Unfettered

“It is true. He is Lazarus,” the Cardinal Archivist whispered, shaking still. “I saw…that day. Christ…”

“But that would make you millennia old,” Charles argued.

“I have witnessed much,” Lazarus said. “Through the blood of Jesus I was returned to life after four days of death. It was a blood that changed me forever, just as my blood is a plague to all who meet me. He did this to me, called me to help fulfill His will and convince the world to believe in Him. A will that has cursed me for centuries.”

Cardinal Farina shuddered anew. “Proof. Real proof. In my mind,” he whispered, rubbing at his temples. “I saw your sisters there, that day…”

“Martha and Mary did right by me,” Lazarus continued. “My sisters sent for the Christ, whom I followed out of devotion and love. I saw the truth of His will even then, the reasons for it, even if I knew not its implication for my own soul. I followed God, to see right done in a world that yearned for it. The truth could not dispel the judgment—the jail time—that was given to me though.” The vampire sneered, eyes flashing pent rage. “I was not asked if this is what I wanted.”

“He returned you to the living though,” Charles said, putting a small bit of trust in what the Cardinal Archivist had seen. “Some would call that an incredible gift.”

“They have not walked my life,” Lazarus said. “Destroyed lives. Families decimated. Spread evil.”

“Of course. You are a true vampire,” the knight said. “A killer.”

“I am that. Make no mistake.”

“But you blame Christ for your actions since then?” Charles said. “I am sorry, but even vampires have a choice.”

“Therein lies the irony,” Lazarus growled, his eyes grown darker. “After my resurrection, I learned He waited two whole days before making the journey to Bethany, days I still lived my mortal life. Two whole days,” the vampire seethed. “Choice, you say? You mock. By that time, I had passed beyond into…beauty. Absolute peace. I have since learned hatred for the reason of my rebirth. ‘I am the resurrection, and the life: he that believeth in me, though he were dead, yet shall he live: And whosoever liveth and believeth in me shall never die.’ Christ, I curse those words, words that I have read more times than breaths I have taken, unable to ignore the bloodlust with which I was cursed. I no longer believeth yet I live. Through His blood. Choice? What choice? It took centuries of searching for an answer to counter my existence—a hunt that has led me here.”

“And Jesus wept,” Cesare Farina added, tears filling his eyes. “But not for the sorrow of your sisters at your passing or for the lack of faith some in Bethany felt but instead for what He would do to you.”

“Perhaps this Cardinal Archivist is not as dumb as I took him for,” Lazarus said. He patted the old man’s bearded cheek like a child’s. “No, He wept for the atrocity that I would become, for the travesty of life I would reflect, for the hypocrisy of His cause. He needed the miracle for the Word and his everlasting Church. He knew what he created, the miracle that would grow his flock. And for that I am forever damned.” He paused. “If He had only arrived two days earlier, thousands of lives I have taken would have not known my bite, my curse. If only He had let me lie in my cave and remain in the peace and tranquility of death. If only He—”
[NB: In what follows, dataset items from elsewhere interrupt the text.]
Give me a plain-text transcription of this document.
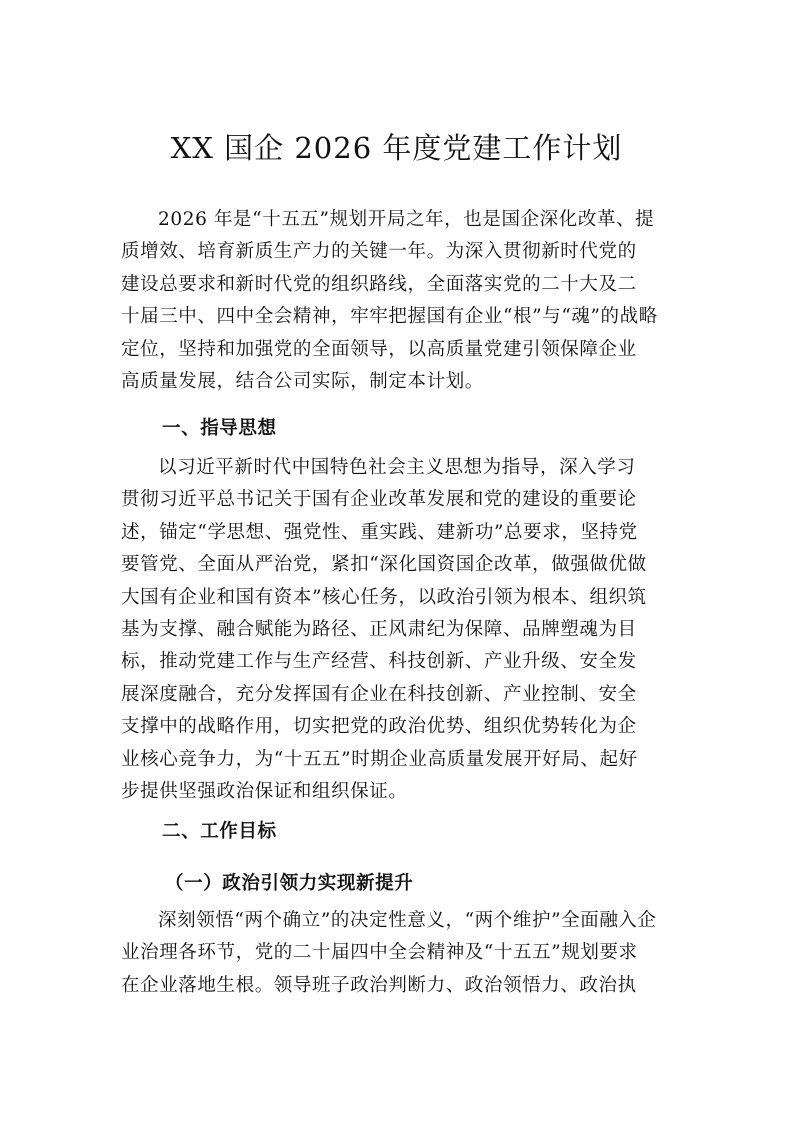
XX 国企 2026 年度党建工作计划
2026 年是“十五五”规划开局之年，也是国企深化改革、提
质增效、培育新质生产力的关键一年。为深入贯彻新时代党的
建设总要求和新时代党的组织路线，全面落实党的二十大及二
十届三中、四中全会精神，牢牢把握国有企业“根”与“魂”的战略
定位，坚持和加强党的全面领导，以高质量党建引领保障企业
高质量发展，结合公司实际，制定本计划。
一、指导思想
以习近平新时代中国特色社会主义思想为指导，深入学习
贯彻习近平总书记关于国有企业改革发展和党的建设的重要论
述，锚定“学思想、强党性、重实践、建新功”总要求，坚持党
要管党、全面从严治党，紧扣“深化国资国企改革，做强做优做
大国有企业和国有资本”核心任务，以政治引领为根本、组织筑
基为支撑、融合赋能为路径、正风肃纪为保障、品牌塑魂为目
标，推动党建工作与生产经营、科技创新、产业升级、安全发
展深度融合，充分发挥国有企业在科技创新、产业控制、安全
支撑中的战略作用，切实把党的政治优势、组织优势转化为企
业核心竞争力，为“十五五”时期企业高质量发展开好局、起好
步提供坚强政治保证和组织保证。
二、工作目标
（一）政治引领力实现新提升
深刻领悟“两个确立”的决定性意义，“两个维护”全面融入企
业治理各环节，党的二十届四中全会精神及“十五五”规划要求
在企业落地生根。领导班子政治判断力、政治领悟力、政治执
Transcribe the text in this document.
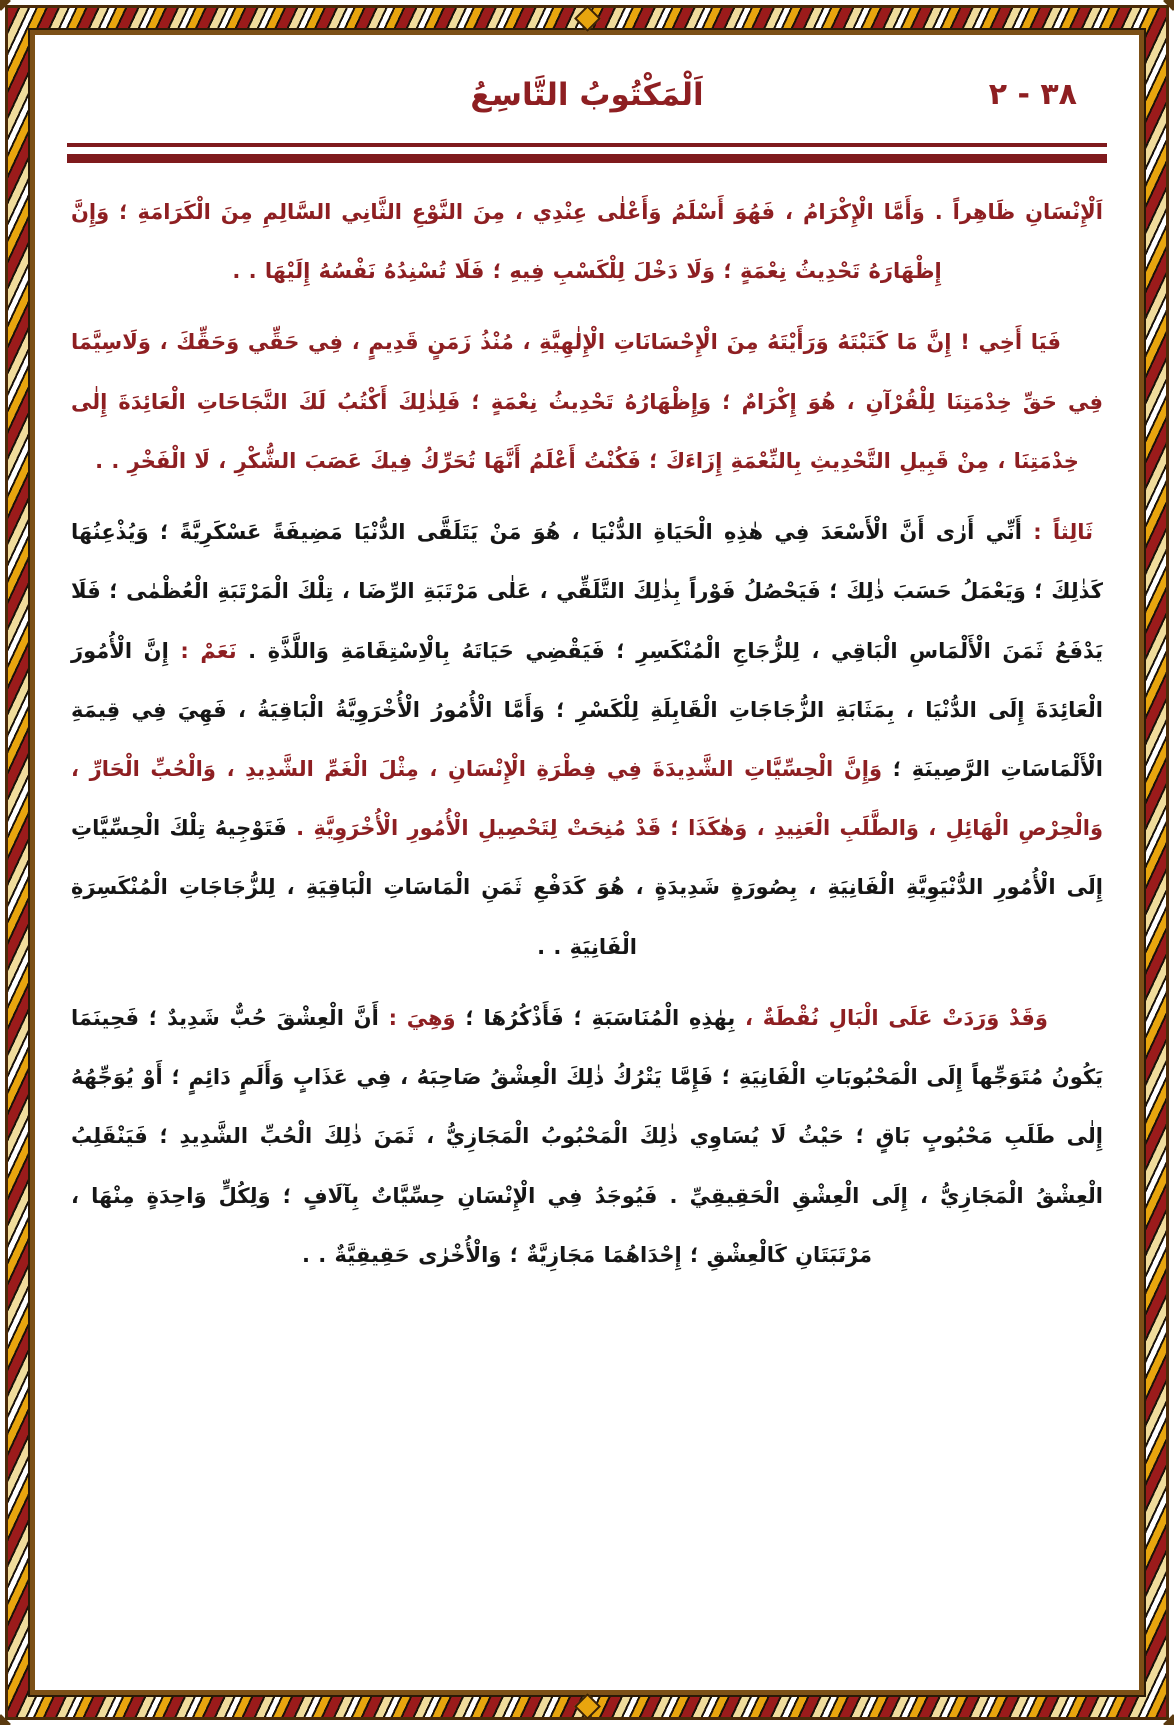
٣٨ - ٢
اَلْمَكْتُوبُ التَّاسِعُ

اَلْإِنْسَانِ ظَاهِراً . وَأَمَّا الْإِكْرَامُ ، فَهُوَ أَسْلَمُ وَأَعْلٰى عِنْدِي ، مِنَ النَّوْعِ الثَّانِي السَّالِمِ مِنَ الْكَرَامَةِ ؛ وَإِنَّ إِظْهَارَهُ تَحْدِيثُ نِعْمَةٍ ؛ وَلَا دَخْلَ لِلْكَسْبِ فِيهِ ؛ فَلَا تُسْنِدُهُ نَفْسُهُ إِلَيْهَا . .

فَيَا أَخِي ! إِنَّ مَا كَتَبْتَهُ وَرَأَيْتَهُ مِنَ الْإِحْسَانَاتِ الْإِلٰهِيَّةِ ، مُنْذُ زَمَنٍ قَدِيمٍ ، فِي حَقِّي وَحَقِّكَ ، وَلَاسِيَّمَا فِي حَقِّ خِدْمَتِنَا لِلْقُرْآنِ ، هُوَ إِكْرَامٌ ؛ وَإِظْهَارُهُ تَحْدِيثُ نِعْمَةٍ ؛ فَلِذٰلِكَ أَكْتُبُ لَكَ النَّجَاحَاتِ الْعَائِدَةَ إِلٰى خِدْمَتِنَا ، مِنْ قَبِيلِ التَّحْدِيثِ بِالنِّعْمَةِ إِزَاءَكَ ؛ فَكُنْتُ أَعْلَمُ أَنَّهَا تُحَرِّكُ فِيكَ عَصَبَ الشُّكْرِ ، لَا الْفَخْرِ . .

ثَالِثاً : أَنِّي أَرٰى أَنَّ الْأَسْعَدَ فِي هٰذِهِ الْحَيَاةِ الدُّنْيَا ، هُوَ مَنْ يَتَلَقَّى الدُّنْيَا مَضِيفَةً عَسْكَرِيَّةً ؛ وَيُذْعِنُهَا كَذٰلِكَ ؛ وَيَعْمَلُ حَسَبَ ذٰلِكَ ؛ فَيَحْصُلُ فَوْراً بِذٰلِكَ التَّلَقِّي ، عَلٰى مَرْتَبَةِ الرِّضَا ، تِلْكَ الْمَرْتَبَةِ الْعُظْمٰى ؛ فَلَا يَدْفَعُ ثَمَنَ الْأَلْمَاسِ الْبَاقِي ، لِلزُّجَاجِ الْمُنْكَسِرِ ؛ فَيَقْضِي حَيَاتَهُ بِالْاِسْتِقَامَةِ وَاللَّذَّةِ . نَعَمْ : إِنَّ الْأُمُورَ الْعَائِدَةَ إِلَى الدُّنْيَا ، بِمَثَابَةِ الزُّجَاجَاتِ الْقَابِلَةِ لِلْكَسْرِ ؛ وَأَمَّا الْأُمُورُ الْأُخْرَوِيَّةُ الْبَاقِيَةُ ، فَهِيَ فِي قِيمَةِ الْأَلْمَاسَاتِ الرَّصِينَةِ ؛ وَإِنَّ الْحِسِّيَّاتِ الشَّدِيدَةَ فِي فِطْرَةِ الْإِنْسَانِ ، مِثْلَ الْغَمِّ الشَّدِيدِ ، وَالْحُبِّ الْحَارِّ ، وَالْحِرْصِ الْهَائِلِ ، وَالطَّلَبِ الْعَنِيدِ ، وَهٰكَذَا ؛ قَدْ مُنِحَتْ لِتَحْصِيلِ الْأُمُورِ الْأُخْرَوِيَّةِ . فَتَوْجِيهُ تِلْكَ الْحِسِّيَّاتِ إِلَى الْأُمُورِ الدُّنْيَوِيَّةِ الْفَانِيَةِ ، بِصُورَةٍ شَدِيدَةٍ ، هُوَ كَدَفْعِ ثَمَنِ الْمَاسَاتِ الْبَاقِيَةِ ، لِلزُّجَاجَاتِ الْمُنْكَسِرَةِ الْفَانِيَةِ . .

وَقَدْ وَرَدَتْ عَلَى الْبَالِ نُقْطَةٌ ، بِهٰذِهِ الْمُنَاسَبَةِ ؛ فَأَذْكُرُهَا ؛ وَهِيَ : أَنَّ الْعِشْقَ حُبٌّ شَدِيدٌ ؛ فَحِينَمَا يَكُونُ مُتَوَجِّهاً إِلَى الْمَحْبُوبَاتِ الْفَانِيَةِ ؛ فَإِمَّا يَتْرُكُ ذٰلِكَ الْعِشْقُ صَاحِبَهُ ، فِي عَذَابٍ وَأَلَمٍ دَائِمٍ ؛ أَوْ يُوَجِّهُهُ إِلٰى طَلَبِ مَحْبُوبٍ بَاقٍ ؛ حَيْثُ لَا يُسَاوِي ذٰلِكَ الْمَحْبُوبُ الْمَجَازِيُّ ، ثَمَنَ ذٰلِكَ الْحُبِّ الشَّدِيدِ ؛ فَيَنْقَلِبُ الْعِشْقُ الْمَجَازِيُّ ، إِلَى الْعِشْقِ الْحَقِيقِيِّ . فَيُوجَدُ فِي الْإِنْسَانِ حِسِّيَّاتٌ بِآلَافٍ ؛ وَلِكُلٍّ وَاحِدَةٍ مِنْهَا ، مَرْتَبَتَانِ كَالْعِشْقِ ؛ إِحْدَاهُمَا مَجَازِيَّةٌ ؛ وَالْأُخْرٰى حَقِيقِيَّةٌ . .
“Life is filled with ifs, Lazarus,” Charles said. “They don’t allow you to revisit and correct. Ifs are best forgotten.”

“That is where you are wrong, Charles Ardall,” the other whispered. “I will set right this wrong. Tonight.

“An if shall set me free.”

Charles could barely comprehend the historical gravity of what he found himself in. Let alone the danger. He knew the Bible and the main writings that comprised the doctrine Catholics adhered to. The creature across from him didn’t just know history that had shaped the world. Lazarus was history. The vampire possessed knowledge that every scholar would desire; he also undoubtedly knew information that could be used for his evil purposes. If Charles had already been on edge, he was even more so now.

Yet the Heliwr felt a growing sense of sympathy for the vampire. Of pity. The man that had been Lazarus of Bethany was something else now, betrayed by the very goodness he had followed, had loved. The act that the Word had enacted—if what Cesare Farina had seen was true—was an evil far more virulent than what the vampire had become since his first death.